Journal of Applied Physiology ◽

10.1152/japplphysiol.01131.2002 ◽

2004 ◽

Vol 96 (3) ◽

pp. 1063-1068 ◽

Cited By ~ 3

Author(s):

P. J. Robinson ◽

R. R. Schellenberg ◽

Y. Wakai ◽

J. Road ◽

P. D. Paré

Keyword(s):

Tracheal Cartilage ◽

Active Length ◽

Cartilage Mechanics ◽

Elastic Load ◽

Muscle Shortening ◽

Tension Testing ◽

Trachealis Muscle

Canine trachealis muscle will shorten by 70% of resting length when maximally stimulated in vitro. In contrast, trachealis muscle will shorten by only 30–40% when stimulated in vivo. To examine the possibility that an elastic load applied by the tracheal cartilage contributes to the in vivo limitation of shortening, single pairs of sonomicrometry crystals were inserted into the trachealis muscle at the level of the fifth cartilage ring in five dogs.
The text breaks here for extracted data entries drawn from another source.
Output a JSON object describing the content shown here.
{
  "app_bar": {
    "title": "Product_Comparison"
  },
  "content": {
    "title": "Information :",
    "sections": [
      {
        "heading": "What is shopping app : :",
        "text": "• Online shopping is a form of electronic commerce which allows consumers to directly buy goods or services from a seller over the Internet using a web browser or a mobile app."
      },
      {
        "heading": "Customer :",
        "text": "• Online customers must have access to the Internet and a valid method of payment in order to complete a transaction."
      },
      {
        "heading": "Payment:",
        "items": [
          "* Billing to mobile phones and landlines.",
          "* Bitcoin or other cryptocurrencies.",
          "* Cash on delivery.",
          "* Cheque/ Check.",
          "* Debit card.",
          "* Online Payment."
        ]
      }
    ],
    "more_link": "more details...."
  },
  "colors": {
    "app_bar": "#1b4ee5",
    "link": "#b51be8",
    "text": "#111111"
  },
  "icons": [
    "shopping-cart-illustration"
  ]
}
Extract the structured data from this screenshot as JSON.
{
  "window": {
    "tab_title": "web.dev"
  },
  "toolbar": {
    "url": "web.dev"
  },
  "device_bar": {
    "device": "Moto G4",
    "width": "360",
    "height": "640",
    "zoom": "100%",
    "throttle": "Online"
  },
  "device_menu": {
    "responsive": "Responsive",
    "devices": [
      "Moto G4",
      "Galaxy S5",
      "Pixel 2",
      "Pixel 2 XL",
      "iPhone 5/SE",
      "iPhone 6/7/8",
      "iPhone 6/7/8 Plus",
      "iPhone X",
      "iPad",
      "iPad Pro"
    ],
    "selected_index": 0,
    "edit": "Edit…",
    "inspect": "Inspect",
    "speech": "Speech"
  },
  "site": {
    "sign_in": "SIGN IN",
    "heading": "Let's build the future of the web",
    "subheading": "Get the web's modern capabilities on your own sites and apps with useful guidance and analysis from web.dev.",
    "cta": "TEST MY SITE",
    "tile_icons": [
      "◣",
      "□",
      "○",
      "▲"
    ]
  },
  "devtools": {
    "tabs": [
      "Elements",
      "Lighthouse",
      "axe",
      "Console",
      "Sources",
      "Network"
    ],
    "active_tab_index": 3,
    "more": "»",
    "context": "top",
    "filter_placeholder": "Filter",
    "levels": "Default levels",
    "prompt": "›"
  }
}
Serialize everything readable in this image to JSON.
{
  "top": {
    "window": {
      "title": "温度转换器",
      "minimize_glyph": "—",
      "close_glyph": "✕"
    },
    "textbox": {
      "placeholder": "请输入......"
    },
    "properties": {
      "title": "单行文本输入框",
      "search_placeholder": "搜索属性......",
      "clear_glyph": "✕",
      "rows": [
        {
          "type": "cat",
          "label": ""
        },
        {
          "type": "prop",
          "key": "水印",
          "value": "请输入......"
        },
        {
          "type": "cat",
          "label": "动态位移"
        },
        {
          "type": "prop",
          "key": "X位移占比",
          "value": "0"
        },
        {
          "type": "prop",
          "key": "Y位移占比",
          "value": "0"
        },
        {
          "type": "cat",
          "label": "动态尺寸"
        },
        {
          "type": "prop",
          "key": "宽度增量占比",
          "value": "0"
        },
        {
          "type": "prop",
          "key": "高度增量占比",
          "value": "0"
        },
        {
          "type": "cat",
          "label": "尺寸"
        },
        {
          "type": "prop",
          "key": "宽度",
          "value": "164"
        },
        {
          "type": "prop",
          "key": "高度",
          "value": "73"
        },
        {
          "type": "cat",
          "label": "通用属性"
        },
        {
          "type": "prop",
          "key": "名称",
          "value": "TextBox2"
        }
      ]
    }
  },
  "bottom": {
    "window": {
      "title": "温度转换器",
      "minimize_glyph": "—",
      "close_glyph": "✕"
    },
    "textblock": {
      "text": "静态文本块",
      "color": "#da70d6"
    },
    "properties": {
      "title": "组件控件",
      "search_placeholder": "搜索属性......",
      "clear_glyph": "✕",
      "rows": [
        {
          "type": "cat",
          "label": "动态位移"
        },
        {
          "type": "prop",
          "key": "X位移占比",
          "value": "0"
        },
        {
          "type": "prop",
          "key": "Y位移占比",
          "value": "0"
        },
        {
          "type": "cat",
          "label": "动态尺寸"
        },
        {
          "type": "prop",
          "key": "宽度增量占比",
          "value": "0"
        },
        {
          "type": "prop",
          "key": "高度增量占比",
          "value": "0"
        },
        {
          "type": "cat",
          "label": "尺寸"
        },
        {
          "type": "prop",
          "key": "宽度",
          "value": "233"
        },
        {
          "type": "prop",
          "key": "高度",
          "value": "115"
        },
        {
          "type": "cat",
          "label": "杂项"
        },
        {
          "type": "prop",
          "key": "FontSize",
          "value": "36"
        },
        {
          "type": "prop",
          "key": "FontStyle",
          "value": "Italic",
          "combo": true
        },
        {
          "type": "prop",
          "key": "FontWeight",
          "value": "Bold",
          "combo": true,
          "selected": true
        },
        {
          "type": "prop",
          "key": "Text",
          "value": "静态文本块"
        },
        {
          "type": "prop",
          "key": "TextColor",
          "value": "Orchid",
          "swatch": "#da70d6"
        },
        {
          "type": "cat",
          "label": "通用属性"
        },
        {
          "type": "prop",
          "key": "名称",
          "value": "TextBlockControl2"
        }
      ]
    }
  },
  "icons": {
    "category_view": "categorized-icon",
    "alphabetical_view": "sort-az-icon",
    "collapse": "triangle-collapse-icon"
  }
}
The segment containing the crystals was then excised and mounted on a tension-testing apparatus. Points on the active length-tension curve and the passive length-tension relation of the cartilage only were determined. The preload applied to the muscle before contraction varied from 10 to 40 g (mean 21 ± 4 g). The afterload applied by the cartilage during trachealis contraction ranged from 13 to 56 g (30 ± 6 g). The calculated elastic afterloads were substantial and appeared to be sufficient to explain the degree of shortening observed in four of the seven rings; in the remaining three rings, the limitation of shortening was greater than would be expected from the elastic load provided by the cartilage. Additional sources of loading and/or additional mechanisms may contribute to limited in situ shortening. In summary, tracheal cartilage applies a preload and an elastic afterload to the trachealis that are substantial and contribute to the limitation of trachealis muscle shortening in vivo.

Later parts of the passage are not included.